In response to these criticisms, then-SMH editor Bevan Shields wrote: “Some of you didn’t like the series and others viewed it a brave assessment of the threats posed by the Chinese Communist Party and of Australia’s lack of preparedness to prevent these threats from spilling over into war.” Tory Maguire, then the executive editor of the SMH and Age, described the series as “thought-provoking”.
But it would be unfair to single out the Nine newspapers for warmongering. Few mainstream Australian media outlets want to be left out of the war-drum game. In fact, it was the Nine Network that got the ball rolling. “Poking the Panda”, also entitled “Prepare for Armageddon: China’s warning to the world”, was screened in 2021, and is one of the many such programs that have aired on 60 Minutes.
Not wanting to be left out, the ABC soon followed suit. In a 2022 Four Corners episode, “War Games”, the premise of a likely war with China regarding Taiwan was established, proclaiming: “It’s increasingly becoming a question of when — not if — China will launch an assault. Experts say it could be as early as 2025.”
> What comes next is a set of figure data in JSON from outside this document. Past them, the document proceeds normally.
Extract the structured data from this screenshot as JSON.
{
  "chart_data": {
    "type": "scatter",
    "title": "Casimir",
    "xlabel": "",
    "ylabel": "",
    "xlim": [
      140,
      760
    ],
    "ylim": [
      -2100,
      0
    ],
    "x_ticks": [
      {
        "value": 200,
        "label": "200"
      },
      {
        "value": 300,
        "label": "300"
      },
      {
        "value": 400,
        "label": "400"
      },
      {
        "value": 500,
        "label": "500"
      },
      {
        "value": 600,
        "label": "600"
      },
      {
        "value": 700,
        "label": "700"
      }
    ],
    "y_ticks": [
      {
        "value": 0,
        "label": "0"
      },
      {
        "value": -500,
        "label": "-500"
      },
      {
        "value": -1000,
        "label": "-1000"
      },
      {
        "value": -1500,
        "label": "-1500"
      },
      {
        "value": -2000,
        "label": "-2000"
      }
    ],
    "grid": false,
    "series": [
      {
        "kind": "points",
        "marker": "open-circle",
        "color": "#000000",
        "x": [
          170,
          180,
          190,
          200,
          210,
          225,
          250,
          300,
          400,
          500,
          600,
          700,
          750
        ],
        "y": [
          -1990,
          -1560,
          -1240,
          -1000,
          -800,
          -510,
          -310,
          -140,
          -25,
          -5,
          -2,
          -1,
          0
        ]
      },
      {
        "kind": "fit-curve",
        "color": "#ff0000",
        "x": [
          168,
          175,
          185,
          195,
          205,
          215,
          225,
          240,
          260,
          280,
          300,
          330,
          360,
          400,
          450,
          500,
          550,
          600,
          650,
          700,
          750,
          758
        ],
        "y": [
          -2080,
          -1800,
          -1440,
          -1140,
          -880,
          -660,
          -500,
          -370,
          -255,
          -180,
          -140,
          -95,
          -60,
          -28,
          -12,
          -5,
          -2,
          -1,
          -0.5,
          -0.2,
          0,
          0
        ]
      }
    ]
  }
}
On August 11, 2025, Sky News Australia broadcast “The War Cabinet”, a special one-hour program screened live from the Cabinet Room of Old Parliament House in Canberra, from where former prime minister John Curtin had guided Australia through World War II. Widely promoted across News Corp’s platforms, the program was described as “an exclusive event” in which the reporter asks a panel of experts the pressing question: “Are we ready for war?”
Despite the US currently showing signs of de-escalation with China, and despite a vibe shift among the American public identified by some China watchers, and despite European leaders lining up to go to Beijing to reset their respective bilateral relationships, the China threat narrative is not dying down in Australia. There are a number of reasons for this.
First, the government’s bipartisan position with the Coalition towards the US and China has not changed. Australia seems to demonstrate its middle power status not by forming its own independent foreign policy, but by lending legitimacy to one particular superpower. AUKUS is “on track” and will go “full-steam ahead”.
Second, for the media, the threat of an attack from China is a profitable line of reporting — war and Chinese spy narratives make good television. For instance, “Poking the Panda” has so far attracted over 14 million views on YouTube, while another 60 Minutes episode, “War with China”, has almost 16 million (compare these with the figures for domestic stories from around the same period — for instance, the 2022 60 Minutes investigation into an Australian church’s attempts to infiltrate politics, which has received only about 29,000 views).
Finally, the symbiotic alliance of securitisation is not going away. In the context of discussing the agenda-setting role of the 2017 Four Corners episode “Power and Influence: How China’s Communist Party Is Infiltrating Australia”, international relations scholar Andrew Chubb identifies what he calls a “securitising coalition” that involves security officials, politicians and journalists. He observes: “Once convinced of the threat, they [journalists] became active securitisers, driving threat perceptions downward and outward to mass audiences.”
While the US tariffs may well be hitting some industries hard, the “war with China” industry looks set to survive and thrive. However, this narrative now has to compete with the wall-to-wall coverage of the real war currently being waged by the nation that our foreign affairs minister identifies as our “closest ally, and our principal economic and strategic partner”.